Santos this week announced a new natural gas flowline, connecting gas from the Narrabri Gas Project to a New South Wales power station in order to increase electricity generation capacity.
Mr Gallagher said this was the kind of domestic resource that would help lower gas prices.
“The Australian Competition and Consumer Commission has said gas customers in southern markets pay $2 to $4 per gigajoule more than they would if gas was developed locally and didn’t have to come all the way from Queensland or South Australia,” he said.
“Import terminals are not the answer. The only way to have an energy advantage over other countries is to put in place strict environmental standards so you can safely produce as much of your own energy resources as you can at as low a price as you can.”
The new flowline from the Dewhurst South natural gas wells will allow Santos to increase the electricity generating capacity of the Wilga Park power station from 12 MW to 16 MW.

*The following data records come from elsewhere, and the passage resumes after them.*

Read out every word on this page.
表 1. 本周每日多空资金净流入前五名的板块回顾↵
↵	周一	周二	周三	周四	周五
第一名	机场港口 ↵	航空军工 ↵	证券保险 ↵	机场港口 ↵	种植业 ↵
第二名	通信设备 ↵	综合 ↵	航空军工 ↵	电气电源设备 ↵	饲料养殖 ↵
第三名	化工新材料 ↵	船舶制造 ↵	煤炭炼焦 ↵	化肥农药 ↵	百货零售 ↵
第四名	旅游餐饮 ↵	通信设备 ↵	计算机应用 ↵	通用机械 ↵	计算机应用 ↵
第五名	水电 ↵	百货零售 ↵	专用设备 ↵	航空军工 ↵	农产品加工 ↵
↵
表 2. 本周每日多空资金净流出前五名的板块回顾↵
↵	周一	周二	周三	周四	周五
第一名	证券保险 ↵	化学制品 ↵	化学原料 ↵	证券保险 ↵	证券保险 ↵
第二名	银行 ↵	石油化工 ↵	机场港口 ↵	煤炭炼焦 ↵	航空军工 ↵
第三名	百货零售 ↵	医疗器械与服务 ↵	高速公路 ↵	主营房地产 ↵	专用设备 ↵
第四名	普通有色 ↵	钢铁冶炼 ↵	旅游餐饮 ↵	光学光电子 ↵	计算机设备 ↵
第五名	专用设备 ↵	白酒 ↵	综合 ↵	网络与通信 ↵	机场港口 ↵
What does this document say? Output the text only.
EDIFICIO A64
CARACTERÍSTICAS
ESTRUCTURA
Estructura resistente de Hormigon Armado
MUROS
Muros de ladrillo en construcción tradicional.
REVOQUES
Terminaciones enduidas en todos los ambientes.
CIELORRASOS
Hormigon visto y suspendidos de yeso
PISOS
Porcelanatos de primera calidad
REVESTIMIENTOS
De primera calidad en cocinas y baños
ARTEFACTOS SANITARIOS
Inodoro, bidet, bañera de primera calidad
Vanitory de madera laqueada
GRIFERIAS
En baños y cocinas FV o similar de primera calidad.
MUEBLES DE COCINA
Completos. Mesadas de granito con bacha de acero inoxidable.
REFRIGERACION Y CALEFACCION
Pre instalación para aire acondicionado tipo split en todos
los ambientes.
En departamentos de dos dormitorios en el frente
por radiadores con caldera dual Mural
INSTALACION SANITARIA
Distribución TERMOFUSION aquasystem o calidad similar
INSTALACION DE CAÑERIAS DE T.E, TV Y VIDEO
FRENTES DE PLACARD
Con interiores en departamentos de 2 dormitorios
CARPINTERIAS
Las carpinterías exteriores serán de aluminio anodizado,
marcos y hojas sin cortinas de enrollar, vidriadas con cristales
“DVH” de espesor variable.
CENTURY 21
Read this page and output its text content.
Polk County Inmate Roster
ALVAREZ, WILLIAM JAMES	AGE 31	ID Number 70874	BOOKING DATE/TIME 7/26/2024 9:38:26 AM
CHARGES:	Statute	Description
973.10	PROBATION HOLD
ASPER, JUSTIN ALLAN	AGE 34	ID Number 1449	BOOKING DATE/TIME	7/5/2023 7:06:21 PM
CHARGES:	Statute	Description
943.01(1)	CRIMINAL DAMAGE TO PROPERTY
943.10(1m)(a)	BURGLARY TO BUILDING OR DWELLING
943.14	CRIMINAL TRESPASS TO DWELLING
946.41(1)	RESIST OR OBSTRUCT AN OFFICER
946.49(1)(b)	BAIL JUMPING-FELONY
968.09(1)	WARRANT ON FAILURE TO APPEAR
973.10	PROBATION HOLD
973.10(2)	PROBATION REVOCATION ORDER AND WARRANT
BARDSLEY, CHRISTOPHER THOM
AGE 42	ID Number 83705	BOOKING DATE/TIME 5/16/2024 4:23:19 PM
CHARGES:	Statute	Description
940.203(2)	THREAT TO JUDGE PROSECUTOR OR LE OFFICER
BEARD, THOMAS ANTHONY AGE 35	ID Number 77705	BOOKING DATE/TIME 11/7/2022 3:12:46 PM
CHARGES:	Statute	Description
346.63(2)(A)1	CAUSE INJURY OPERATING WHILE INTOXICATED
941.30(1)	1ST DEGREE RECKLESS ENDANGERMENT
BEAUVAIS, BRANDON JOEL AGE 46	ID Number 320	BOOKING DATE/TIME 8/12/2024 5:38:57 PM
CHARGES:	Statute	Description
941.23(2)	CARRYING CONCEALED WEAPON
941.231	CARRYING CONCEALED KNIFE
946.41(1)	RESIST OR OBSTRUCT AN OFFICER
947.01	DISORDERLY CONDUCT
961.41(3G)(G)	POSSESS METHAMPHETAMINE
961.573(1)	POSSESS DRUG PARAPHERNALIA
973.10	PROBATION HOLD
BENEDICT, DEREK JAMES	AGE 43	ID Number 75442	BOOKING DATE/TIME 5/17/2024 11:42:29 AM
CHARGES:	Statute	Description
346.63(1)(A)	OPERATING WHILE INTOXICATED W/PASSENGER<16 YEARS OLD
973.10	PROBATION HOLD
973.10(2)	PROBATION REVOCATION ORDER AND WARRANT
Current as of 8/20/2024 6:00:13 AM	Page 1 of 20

This means the Narrabri gas supplied to the power station will be enough to generate electricity for approximately 23,000 households in the area.
A range of import terminals are in development on Australia’s east coast, including endeavours from AGL Energy and the Andrew Forrest-led Australian Industrial Energy, but Mr Gallagher said it was domestic gas, not import terminals, that would benefit the industry in Australia.
“Importing gas will lead to higher prices or shortages, particularly when LNG demand in Asia is high,” he said.
“It is a certain way of ensuring that at some time in the future foreign suppliers would have a gun to the head of Australian manufacturers.
“The Narrabri Gas Project is currently being assessed by the NSW Department of Planning ahead of a decision of the NSW Independent Planning Commission.
“One hundred per cent of Narrabri gas would go into the domestic market, potentially supplying up to half of NSW natural gas demand.
“It makes good environmental sense to use this gas beneficially to generate power for local communities and reduce waste and emissions.”